How to Solve a 5x5 (Professor’s Cube) Video Guide

5 X 5 (Professor Cube)

このコレクションは空です

What is a 5 X 5 (Professor Cube) ?

The 5×5 Professor Cube is the next step after mastering the 4×4 and is one of the most popular big cubes in speedcubing. While it looks much more complicated than a standard 3×3 Rubik's Cube, it can be solved using a simple reduction method that makes it surprisingly approachable for beginners.

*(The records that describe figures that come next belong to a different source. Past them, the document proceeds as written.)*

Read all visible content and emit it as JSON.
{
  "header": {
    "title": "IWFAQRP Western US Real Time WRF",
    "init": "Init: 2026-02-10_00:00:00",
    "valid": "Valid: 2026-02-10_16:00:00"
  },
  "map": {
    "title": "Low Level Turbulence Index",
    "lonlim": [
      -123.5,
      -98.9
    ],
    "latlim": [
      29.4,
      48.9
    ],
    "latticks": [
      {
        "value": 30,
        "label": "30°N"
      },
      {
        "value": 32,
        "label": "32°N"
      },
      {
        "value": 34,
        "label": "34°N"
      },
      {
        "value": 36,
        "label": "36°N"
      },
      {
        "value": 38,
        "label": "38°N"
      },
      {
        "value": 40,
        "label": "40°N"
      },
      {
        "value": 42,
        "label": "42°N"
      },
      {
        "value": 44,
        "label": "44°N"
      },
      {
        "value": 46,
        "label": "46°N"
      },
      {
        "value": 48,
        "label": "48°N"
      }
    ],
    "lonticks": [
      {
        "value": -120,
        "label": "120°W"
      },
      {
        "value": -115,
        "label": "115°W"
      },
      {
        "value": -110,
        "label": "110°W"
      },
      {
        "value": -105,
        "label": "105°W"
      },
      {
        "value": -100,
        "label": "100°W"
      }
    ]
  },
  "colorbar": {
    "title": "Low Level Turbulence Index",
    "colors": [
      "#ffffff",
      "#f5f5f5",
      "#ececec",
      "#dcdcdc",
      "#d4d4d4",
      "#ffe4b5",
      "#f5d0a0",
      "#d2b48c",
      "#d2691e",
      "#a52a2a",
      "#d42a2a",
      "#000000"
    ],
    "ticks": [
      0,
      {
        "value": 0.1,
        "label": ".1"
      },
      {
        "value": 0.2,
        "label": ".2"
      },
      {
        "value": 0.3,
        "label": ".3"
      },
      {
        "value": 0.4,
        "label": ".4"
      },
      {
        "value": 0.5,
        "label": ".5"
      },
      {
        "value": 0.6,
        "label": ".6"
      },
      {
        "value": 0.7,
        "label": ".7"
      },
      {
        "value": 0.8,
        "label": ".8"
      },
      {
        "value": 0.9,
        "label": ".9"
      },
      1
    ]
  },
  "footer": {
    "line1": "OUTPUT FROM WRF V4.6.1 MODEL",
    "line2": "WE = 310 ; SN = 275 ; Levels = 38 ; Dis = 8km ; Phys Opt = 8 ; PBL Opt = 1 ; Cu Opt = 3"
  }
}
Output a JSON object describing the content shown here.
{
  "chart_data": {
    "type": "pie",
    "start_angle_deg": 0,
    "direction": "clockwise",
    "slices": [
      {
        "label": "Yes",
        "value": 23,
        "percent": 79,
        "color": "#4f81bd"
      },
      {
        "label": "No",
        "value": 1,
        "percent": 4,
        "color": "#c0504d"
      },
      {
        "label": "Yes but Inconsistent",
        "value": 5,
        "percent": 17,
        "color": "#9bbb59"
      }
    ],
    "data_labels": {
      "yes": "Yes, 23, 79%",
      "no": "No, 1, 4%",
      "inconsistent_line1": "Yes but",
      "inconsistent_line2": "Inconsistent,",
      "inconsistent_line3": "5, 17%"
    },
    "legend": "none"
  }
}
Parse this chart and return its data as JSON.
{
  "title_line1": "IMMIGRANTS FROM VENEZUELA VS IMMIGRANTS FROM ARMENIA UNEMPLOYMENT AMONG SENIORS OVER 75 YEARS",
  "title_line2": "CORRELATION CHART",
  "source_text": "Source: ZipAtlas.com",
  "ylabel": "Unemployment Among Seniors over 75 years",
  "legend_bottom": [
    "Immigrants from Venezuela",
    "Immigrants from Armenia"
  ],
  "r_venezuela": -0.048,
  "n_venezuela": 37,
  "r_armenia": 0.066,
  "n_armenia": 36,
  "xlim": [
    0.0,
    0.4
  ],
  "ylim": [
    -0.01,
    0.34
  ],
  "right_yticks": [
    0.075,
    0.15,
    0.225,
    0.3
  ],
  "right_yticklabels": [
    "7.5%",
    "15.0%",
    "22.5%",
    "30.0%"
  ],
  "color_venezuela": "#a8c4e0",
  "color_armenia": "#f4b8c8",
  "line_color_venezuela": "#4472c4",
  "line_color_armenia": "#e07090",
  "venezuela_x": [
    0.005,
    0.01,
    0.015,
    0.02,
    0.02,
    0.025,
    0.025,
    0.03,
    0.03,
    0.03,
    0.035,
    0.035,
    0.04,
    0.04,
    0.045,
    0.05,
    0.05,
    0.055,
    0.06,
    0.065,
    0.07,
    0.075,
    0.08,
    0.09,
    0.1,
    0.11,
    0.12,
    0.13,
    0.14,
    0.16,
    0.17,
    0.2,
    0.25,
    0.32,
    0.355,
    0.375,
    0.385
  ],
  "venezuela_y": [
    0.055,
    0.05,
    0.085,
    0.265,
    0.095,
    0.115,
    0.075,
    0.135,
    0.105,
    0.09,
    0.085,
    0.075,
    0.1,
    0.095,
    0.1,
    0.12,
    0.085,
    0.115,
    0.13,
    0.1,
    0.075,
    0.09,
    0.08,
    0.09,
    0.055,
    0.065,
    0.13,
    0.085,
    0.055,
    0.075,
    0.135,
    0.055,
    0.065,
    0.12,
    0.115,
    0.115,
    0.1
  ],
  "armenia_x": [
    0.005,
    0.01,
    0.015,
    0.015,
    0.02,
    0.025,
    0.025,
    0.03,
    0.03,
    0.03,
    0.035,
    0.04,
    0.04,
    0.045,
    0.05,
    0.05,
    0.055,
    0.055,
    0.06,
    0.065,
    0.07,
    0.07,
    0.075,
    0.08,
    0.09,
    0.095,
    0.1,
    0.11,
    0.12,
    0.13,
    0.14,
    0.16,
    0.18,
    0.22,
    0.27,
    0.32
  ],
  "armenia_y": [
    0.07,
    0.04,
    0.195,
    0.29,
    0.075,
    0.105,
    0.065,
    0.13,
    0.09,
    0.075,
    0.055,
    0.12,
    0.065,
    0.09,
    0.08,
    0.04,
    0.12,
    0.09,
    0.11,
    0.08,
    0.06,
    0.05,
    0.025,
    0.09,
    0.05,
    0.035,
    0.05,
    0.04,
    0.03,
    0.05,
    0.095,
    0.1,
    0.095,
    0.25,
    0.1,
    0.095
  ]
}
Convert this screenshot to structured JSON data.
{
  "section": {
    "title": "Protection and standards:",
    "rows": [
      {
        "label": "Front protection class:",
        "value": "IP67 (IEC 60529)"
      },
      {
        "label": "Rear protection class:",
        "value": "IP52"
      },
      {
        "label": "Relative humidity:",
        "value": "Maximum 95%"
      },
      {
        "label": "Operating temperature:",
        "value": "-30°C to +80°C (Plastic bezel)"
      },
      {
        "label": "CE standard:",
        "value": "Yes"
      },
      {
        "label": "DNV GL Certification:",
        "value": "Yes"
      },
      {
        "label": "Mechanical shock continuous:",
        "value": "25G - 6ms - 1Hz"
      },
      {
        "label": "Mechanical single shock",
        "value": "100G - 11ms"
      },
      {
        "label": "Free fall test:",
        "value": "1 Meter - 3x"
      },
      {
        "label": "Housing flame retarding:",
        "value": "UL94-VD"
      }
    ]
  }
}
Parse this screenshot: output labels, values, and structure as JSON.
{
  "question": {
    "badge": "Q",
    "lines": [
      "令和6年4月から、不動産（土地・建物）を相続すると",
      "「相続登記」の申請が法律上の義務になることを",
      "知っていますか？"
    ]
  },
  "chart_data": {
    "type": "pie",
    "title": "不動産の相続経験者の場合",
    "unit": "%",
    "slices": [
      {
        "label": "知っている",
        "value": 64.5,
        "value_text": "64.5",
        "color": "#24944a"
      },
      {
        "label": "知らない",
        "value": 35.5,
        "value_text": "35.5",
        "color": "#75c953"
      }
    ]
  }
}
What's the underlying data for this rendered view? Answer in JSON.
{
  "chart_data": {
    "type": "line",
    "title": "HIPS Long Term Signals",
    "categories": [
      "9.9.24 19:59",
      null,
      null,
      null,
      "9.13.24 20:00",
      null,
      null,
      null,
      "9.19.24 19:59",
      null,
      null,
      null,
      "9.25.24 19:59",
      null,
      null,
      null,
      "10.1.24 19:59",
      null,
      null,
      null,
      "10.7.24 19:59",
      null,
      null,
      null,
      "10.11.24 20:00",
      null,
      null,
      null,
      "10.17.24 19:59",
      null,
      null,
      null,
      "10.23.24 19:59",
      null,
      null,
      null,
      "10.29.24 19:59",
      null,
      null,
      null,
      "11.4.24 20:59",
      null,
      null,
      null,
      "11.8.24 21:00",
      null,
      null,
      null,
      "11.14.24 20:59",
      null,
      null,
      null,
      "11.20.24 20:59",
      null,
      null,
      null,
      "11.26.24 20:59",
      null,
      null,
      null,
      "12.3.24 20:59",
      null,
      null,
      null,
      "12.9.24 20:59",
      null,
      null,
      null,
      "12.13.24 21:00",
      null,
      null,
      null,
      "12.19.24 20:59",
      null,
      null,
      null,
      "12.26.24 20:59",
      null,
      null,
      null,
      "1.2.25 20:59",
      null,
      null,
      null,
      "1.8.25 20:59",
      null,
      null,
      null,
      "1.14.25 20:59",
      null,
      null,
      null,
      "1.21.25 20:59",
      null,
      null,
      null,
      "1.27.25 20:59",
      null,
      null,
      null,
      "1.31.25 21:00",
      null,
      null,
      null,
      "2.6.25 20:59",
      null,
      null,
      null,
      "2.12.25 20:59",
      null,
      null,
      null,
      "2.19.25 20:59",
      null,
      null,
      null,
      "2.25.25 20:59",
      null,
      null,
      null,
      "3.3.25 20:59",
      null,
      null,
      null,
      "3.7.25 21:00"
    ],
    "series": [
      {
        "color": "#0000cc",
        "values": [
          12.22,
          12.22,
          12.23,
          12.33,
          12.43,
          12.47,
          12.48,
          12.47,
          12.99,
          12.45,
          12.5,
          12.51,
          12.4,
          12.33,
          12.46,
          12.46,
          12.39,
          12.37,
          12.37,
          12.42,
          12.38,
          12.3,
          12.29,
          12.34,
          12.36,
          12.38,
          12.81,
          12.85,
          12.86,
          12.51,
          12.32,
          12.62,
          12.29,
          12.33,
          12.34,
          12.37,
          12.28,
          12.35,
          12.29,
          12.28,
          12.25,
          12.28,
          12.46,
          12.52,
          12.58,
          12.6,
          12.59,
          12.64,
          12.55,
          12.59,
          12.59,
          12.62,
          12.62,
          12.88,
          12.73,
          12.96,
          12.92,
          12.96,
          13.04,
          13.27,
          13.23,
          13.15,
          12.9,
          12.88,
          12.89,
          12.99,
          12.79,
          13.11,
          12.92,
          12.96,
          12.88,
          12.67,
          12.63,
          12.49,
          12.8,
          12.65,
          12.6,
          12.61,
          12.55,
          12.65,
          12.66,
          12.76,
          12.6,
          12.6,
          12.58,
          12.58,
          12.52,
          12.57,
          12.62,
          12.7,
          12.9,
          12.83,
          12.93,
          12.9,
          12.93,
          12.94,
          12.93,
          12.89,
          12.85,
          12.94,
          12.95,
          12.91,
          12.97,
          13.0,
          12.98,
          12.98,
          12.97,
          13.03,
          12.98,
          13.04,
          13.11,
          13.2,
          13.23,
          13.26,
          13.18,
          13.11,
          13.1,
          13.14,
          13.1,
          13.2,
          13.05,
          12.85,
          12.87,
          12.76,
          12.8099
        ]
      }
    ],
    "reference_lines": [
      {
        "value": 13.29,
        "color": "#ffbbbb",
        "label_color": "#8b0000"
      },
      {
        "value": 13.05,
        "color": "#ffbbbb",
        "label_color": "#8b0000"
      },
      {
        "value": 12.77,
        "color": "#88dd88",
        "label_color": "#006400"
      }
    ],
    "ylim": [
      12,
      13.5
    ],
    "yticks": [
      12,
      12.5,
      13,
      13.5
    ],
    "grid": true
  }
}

It features 98 visible cubies: 25 center pieces per face (organized as a 5×5 center block), 60 edge pieces (each edge made of three pieces), and 8 corners. Unlike the 3×3, many centers and edges move independently, so solving the 5×5 requires extra steps and occasional parity fixes.

Quick overview (step-by-step)

  • Solve the center pieces
    Build the 5×5 center blocks (a 3×3 inner block plus surrounding centers) so each face’s center shows a uniform color. This step sets up correct color orientation.
  • Pair the edge pieces (edge pairing 5x5)
    Pair the three pieces that form each edge into matched edge groups. Correct edge pairing turns the 5×5 into a reducible 3×3 state.
  • Solve like a 3×3 (reduce 5x5 to 3x3)
    With centers solved and edges paired, apply standard 3×3 algorithms to solve the cube’s corners and edges.
  • Fix parity errors (5x5 parity algorithms)
    Address parity cases unique to odd-layer big cubes (e.g., flipped or swapped edges). Learn the specific parity algorithms for the 5×5 to resolve these exceptions.